Chronique : Bancassurance

Exagération manifeste : critère d’appréciation

Créé le

13.04.2020

Les juges n’ont pas à prendre en compte, pour apprécier le caractère excessif des primes, les sommes que le contractant pouvait verser par ailleurs sur d’autres contrats.

CA Aix-en-Provence 9 oct. 2019, n° 17/08737.

L’arrêt rendu par la cour d’appel d’Aix-en-Provence le 9 octobre 2019 (CA Aix-en-Provence, 9 oct. 2019, n° 17/08737 : Juris-Data n° 2019-017350 ; Dr. famille 2020, comm. 48, A. Tani), sans être révolutionnaire est instructif sur la manière dont les juges du fond appréhendent certaines difficultés liées à l’exagération manifeste des primes.
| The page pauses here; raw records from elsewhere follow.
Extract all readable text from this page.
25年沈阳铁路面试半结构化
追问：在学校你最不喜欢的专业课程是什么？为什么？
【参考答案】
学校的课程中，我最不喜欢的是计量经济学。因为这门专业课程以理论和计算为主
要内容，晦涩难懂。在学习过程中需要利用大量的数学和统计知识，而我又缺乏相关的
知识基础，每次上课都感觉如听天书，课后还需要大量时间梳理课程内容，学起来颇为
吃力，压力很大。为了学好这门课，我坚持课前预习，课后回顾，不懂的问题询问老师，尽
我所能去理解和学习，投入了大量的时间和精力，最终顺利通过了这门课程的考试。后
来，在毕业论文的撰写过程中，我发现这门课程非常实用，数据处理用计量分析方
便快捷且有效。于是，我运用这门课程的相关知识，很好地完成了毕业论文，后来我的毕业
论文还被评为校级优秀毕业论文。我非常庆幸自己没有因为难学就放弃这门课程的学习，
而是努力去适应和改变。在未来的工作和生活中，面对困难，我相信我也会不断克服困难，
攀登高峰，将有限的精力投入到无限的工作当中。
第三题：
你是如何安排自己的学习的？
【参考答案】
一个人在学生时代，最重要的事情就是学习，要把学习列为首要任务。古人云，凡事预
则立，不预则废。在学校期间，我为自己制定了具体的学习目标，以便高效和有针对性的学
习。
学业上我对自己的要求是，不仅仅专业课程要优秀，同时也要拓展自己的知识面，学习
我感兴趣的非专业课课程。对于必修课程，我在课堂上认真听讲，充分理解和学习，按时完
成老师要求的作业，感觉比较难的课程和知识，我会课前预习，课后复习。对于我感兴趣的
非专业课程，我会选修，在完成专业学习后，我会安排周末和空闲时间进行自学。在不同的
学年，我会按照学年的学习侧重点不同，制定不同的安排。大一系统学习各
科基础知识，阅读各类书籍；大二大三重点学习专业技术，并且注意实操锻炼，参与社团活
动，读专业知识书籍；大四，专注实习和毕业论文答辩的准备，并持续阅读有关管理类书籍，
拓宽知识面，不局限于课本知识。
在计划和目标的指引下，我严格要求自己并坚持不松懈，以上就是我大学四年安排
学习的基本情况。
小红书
Les faits de l’affaire étaient simples et sans doute classiques. Une personne à la retraite désigne comme bénéficiaire d’un contrat d’assurance vie sa concubine. Le contrat a été souscrit 5 années avant sa mort et il versait sur celui-ci 200 euros par mois pour une retraite de 1 200 euros par mois. Il apparaît que deux autres contrats, avec sans doute d’autres bénéficiaires recevaient également un versement total de 200 euros par mois.

Au décès du souscripteur, ses héritiers demandent à la concubine la réunion fictive des sommes versées sur ce contrat pour le calcul de la quotité disponible et de la réserve et l’intégration dans la masse à partager de la valeur excédant la quotité disponible au titre de la réduction.
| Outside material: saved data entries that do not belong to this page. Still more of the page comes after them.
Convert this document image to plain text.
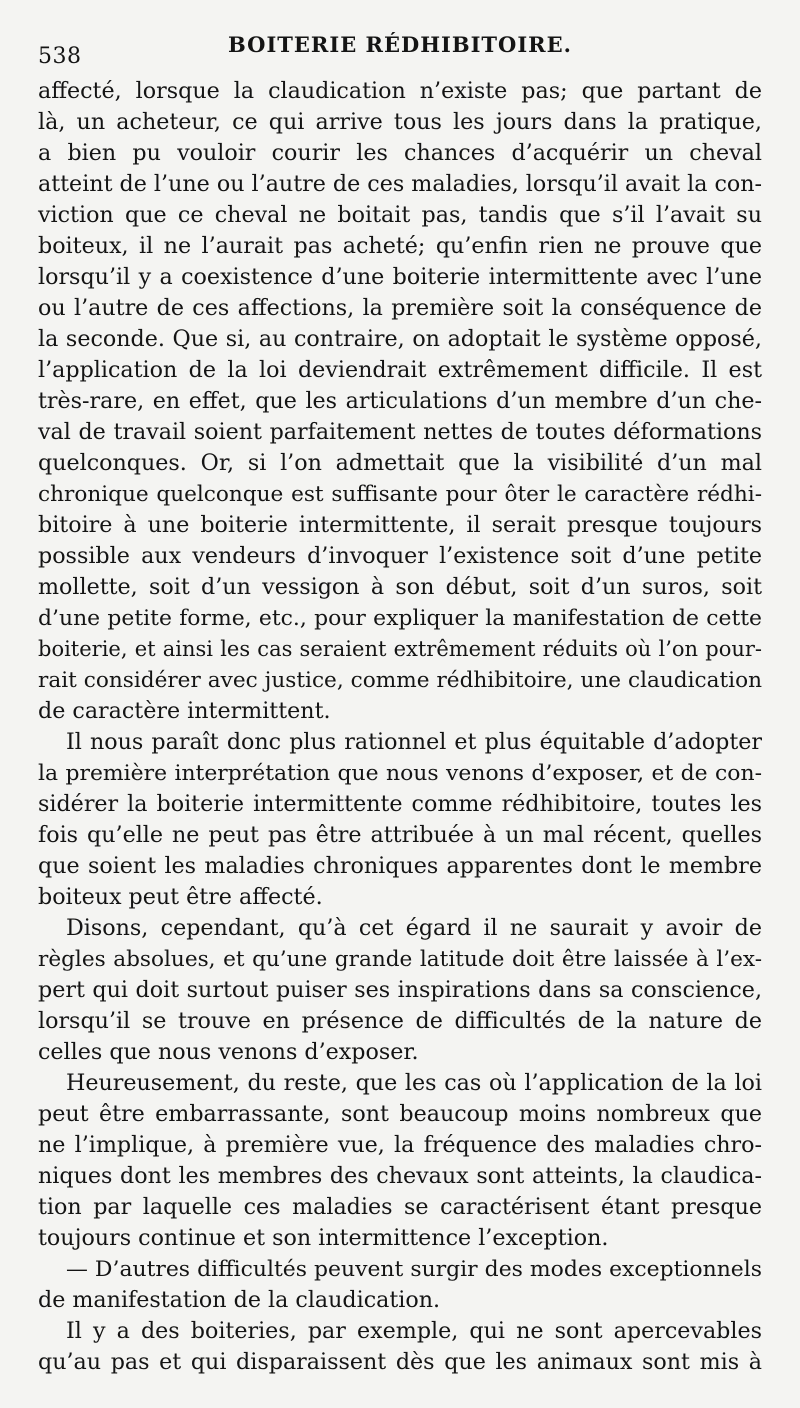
538	BOITERIE RÉDHIBITOIRE.
affecté, lorsque la claudication n’existe pas; que partant de
là, un acheteur, ce qui arrive tous les jours dans la pratique,
a bien pu vouloir courir les chances d’acquérir un cheval
atteint de l’une ou l’autre de ces maladies, lorsqu’il avait la con-
viction que ce cheval ne boitait pas, tandis que s’il l’avait su
boiteux, il ne l’aurait pas acheté; qu’enfin rien ne prouve que
lorsqu’il y a coexistence d’une boiterie intermittente avec l’une
ou l’autre de ces affections, la première soit la conséquence de
la seconde. Que si, au contraire, on adoptait le système opposé,
l’application de la loi deviendrait extrêmement difficile. Il est
très-rare, en effet, que les articulations d’un membre d’un che-
val de travail soient parfaitement nettes de toutes déformations
quelconques. Or, si l’on admettait que la visibilité d’un mal
chronique quelconque est suffisante pour ôter le caractère rédhi-
bitoire à une boiterie intermittente, il serait presque toujours
possible aux vendeurs d’invoquer l’existence soit d’une petite
mollette, soit d’un vessigon à son début, soit d’un suros, soit
d’une petite forme, etc., pour expliquer la manifestation de cette
boiterie, et ainsi les cas seraient extrêmement réduits où l’on pour-
rait considérer avec justice, comme rédhibitoire, une claudication
de caractère intermittent.
Il nous paraît donc plus rationnel et plus équitable d’adopter
la première interprétation que nous venons d’exposer, et de con-
sidérer la boiterie intermittente comme rédhibitoire, toutes les
fois qu’elle ne peut pas être attribuée à un mal récent, quelles
que soient les maladies chroniques apparentes dont le membre
boiteux peut être affecté.
Disons, cependant, qu’à cet égard il ne saurait y avoir de
règles absolues, et qu’une grande latitude doit être laissée à l’ex-
pert qui doit surtout puiser ses inspirations dans sa conscience,
lorsqu’il se trouve en présence de difficultés de la nature de
celles que nous venons d’exposer.
Heureusement, du reste, que les cas où l’application de la loi
peut être embarrassante, sont beaucoup moins nombreux que
ne l’implique, à première vue, la fréquence des maladies chro-
niques dont les membres des chevaux sont atteints, la claudica-
tion par laquelle ces maladies se caractérisent étant presque
toujours continue et son intermittence l’exception.
— D’autres difficultés peuvent surgir des modes exceptionnels
de manifestation de la claudication.
Il y a des boiteries, par exemple, qui ne sont apercevables
qu’au pas et qui disparaissent dès que les animaux sont mis à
Mais y avait-il exagération manifeste ?

Pour les juges aixois, « le caractère excessif des primes s’apprécie au regard non des sommes que l’intéressé pouvait verser sur d’autres contrats, mais au regard des sommes versées sur le contrat d’assurance vie de l’espèce ».

De sorte que, « la somme versée chaque mois sur le contrat d’assurance vie, somme toute assez modique, n’est pas excessive au regard de ses revenus, même s’il plaçait par ailleurs 200 euros sur deux autres contrats ; Que, par ailleurs, il est établi que madame M. L. assumait une grande partie des charges courantes (EDF, mutuelle, etc.) Attendu enfin que les contrats SEQUOIA prévoient une faculté de rachat ; que le contrat de la cause a été souscrit en mai 2009 et que monsieur F. est décédé 5 ans plus tard ; que le contrat présentait donc pour lui une utilité en cas de besoin de liquidités ».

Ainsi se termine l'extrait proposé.